ミクシィは10月1日、LINEの手掛ける結婚支援やマッチング事業を買収することを取締役会で決定したと発表した。
LINEでは、12月2日に新設予定の100%子会社「株式会社Diverse」に結婚支援事業の「youbride」、マッチング事業の「YYC」、バーを軸にしたSNS「BAR LIFE」、女性向けブログメディア「AM(アム)」などを移管。ミクシィがそのDiverseの全株2000株を取得する。ミクシィの取得価格はデューデリジェンスの費用等を含めて10億9000万円。なお、買収後もSNS「mixi」を運営するミクシィ本体とは別組織で運営し、現時点で既存サービスとの連携などは予定しないという。
ミクシィでは、「『全ての人に心地よいつながりを』提供するために、SNS「mixi」などの事業を展開してまいりました。今後も引き続き、より多くの人々に多様なつながりを提供するために、またミクシィグループとして事業ポートフォリオの拡大を行うため、Diverse社の全株式を取得し子会社化いたします」と説明している。
ミクシィは同日、業績の下方修正および役員報酬減額を発表している。2014年3月期の通期予想で120~135億円としていた売上高を80億円に、10~20億円としていた営業利益を16億円の赤字に、10~20億円としていた経常利益を17億円の赤字に、5~11億円としていた純利益を26億円の赤字に修正した。配当金も無配となるほか、社外取締役を除く取締役の報酬を、10月からの6カ月間20~100%減額する。
同社では、下方修正の理由について、スマートフォン版「mixiゲーム」の課金売上が予想を下回ったためと説明。フォトブック事業の「ノハナ」やスマートフォンゲームなどの新事業、さらには今回発表したLINEからの事業取得などで売上高の拡大を目指すとしている。
同社の資料では、Diverseでは結婚支援事業のyoubrideに注力するとなっているが、実質的に売上に寄与するのはその資料には名称の記載されていないYYCと見られている。
YYCはもともとライブドアが提供していたマッチングサービス。youbrideの累計会員数は72万人であるのに対して、YYCの累計会員数は580万人。最近ではFacebook上でも広告を積極的に展開しているが、9月30日にApp Annieが発表した7月のiOSアプリのランキングによると、非ゲーム領域で国内第3位のダウンロード数を誇っている。
Diverseに移管する事業の2012年12月期の売上高は15億6000万円と発表されているが、事業別の売上高は開示されていない。しかし業界関係者からは、「YYCはネイティブアプリとウェブでサービスを展開しており、月の売上高は合計8000万円程度になるのではないか」との声も聞こえてくる。

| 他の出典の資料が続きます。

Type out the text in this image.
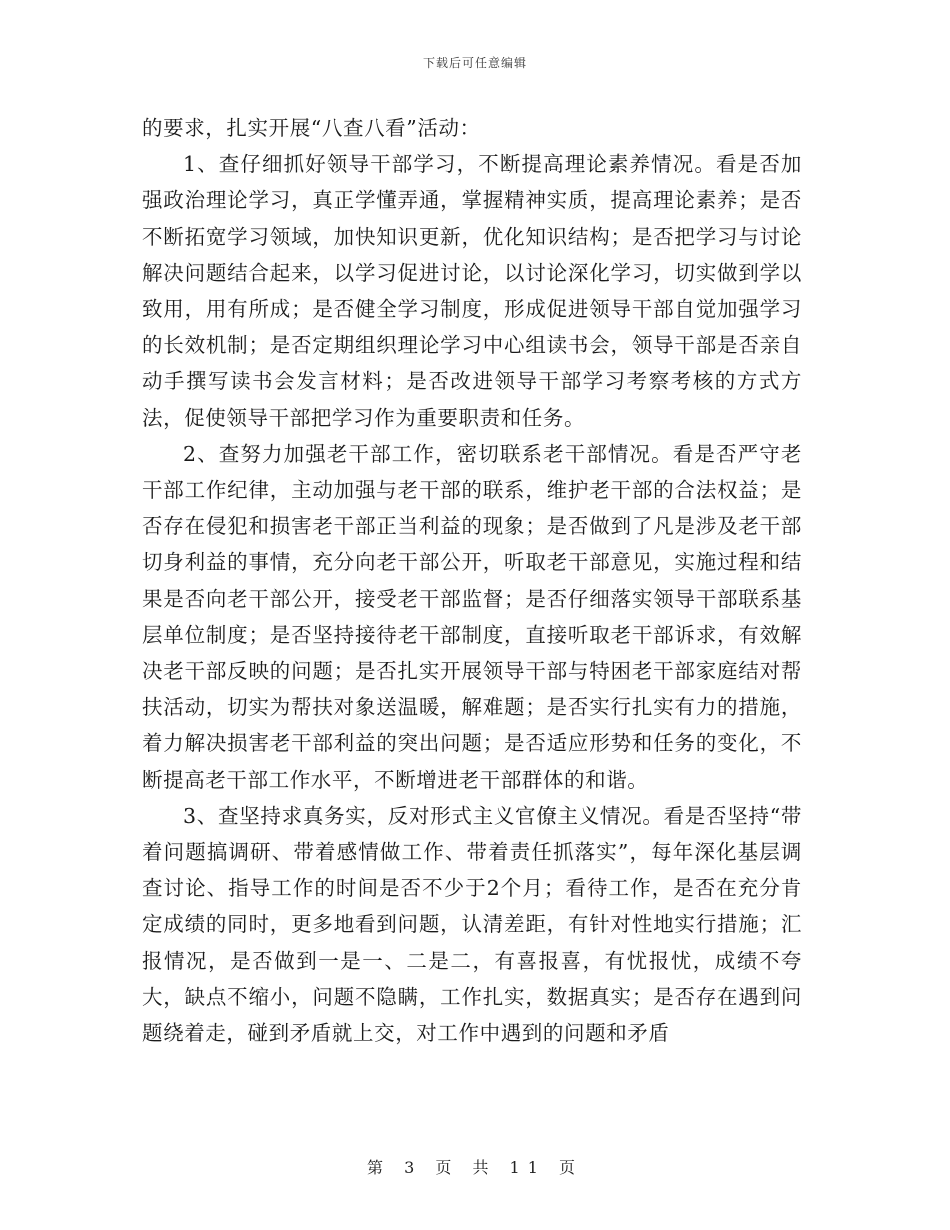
下载后可任意编辑

的要求，扎实开展“八查八看”活动：

1、查仔细抓好领导干部学习，不断提高理论素养情况。看是否加强政治理论学习，真正学懂弄通，掌握精神实质，提高理论素养；是否不断拓宽学习领域，加快知识更新，优化知识结构；是否把学习与讨论解决问题结合起来，以学习促进讨论，以讨论深化学习，切实做到学以致用，用有所成；是否健全学习制度，形成促进领导干部自觉加强学习的长效机制；是否定期组织理论学习中心组读书会，领导干部是否亲自动手撰写读书会发言材料；是否改进领导干部学习考察考核的方式方法，促使领导干部把学习作为重要职责和任务。

2、查努力加强老干部工作，密切联系老干部情况。看是否严守老干部工作纪律，主动加强与老干部的联系，维护老干部的合法权益；是否存在侵犯和损害老干部正当利益的现象；是否做到了凡是涉及老干部切身利益的事情，充分向老干部公开，听取老干部意见，实施过程和结果是否向老干部公开，接受老干部监督；是否仔细落实领导干部联系基层单位制度；是否坚持接待老干部制度，直接听取老干部诉求，有效解决老干部反映的问题；是否扎实开展领导干部与特困老干部家庭结对帮扶活动，切实为帮扶对象送温暖，解难题；是否实行扎实有力的措施，着力解决损害老干部利益的突出问题；是否适应形势和任务的变化，不断提高老干部工作水平，不断增进老干部群体的和谐。

3、查坚持求真务实，反对形式主义官僚主义情况。看是否坚持“带着问题搞调研、带着感情做工作、带着责任抓落实”，每年深化基层调查讨论、指导工作的时间是否不少于2个月；看待工作，是否在充分肯定成绩的同时，更多地看到问题，认清差距，有针对性地实行措施；汇报情况，是否做到一是一、二是二，有喜报喜，有忧报忧，成绩不夸大，缺点不缩小，问题不隐瞒，工作扎实，数据真实；是否存在遇到问题绕着走，碰到矛盾就上交，对工作中遇到的问题和矛盾

第 3 页 共 11 页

今回の事業売却についてLINEでは、「LINE事業の成長に向けてリソースを集約するため。また、売却によって対象事業がより成長できると判断したため」と説明する。だが一方で、「LINEが上場に向けて事業を整理し始めたのではないか」といった見方もあるようだ。
実はLINEには、すでに主幹事証券会社および監査法人を決定しており、2014年春の上場を目指して準備を進めているという業界のうわさがある。そのため、上場に向けてマッチング事業などの売却先を探していたLINEと、売上を作りたいミクシィとのニーズが合意したのではないかという訳だ。これについてもLINEに問い合わせたが、上場については「決定した事実はない」としている。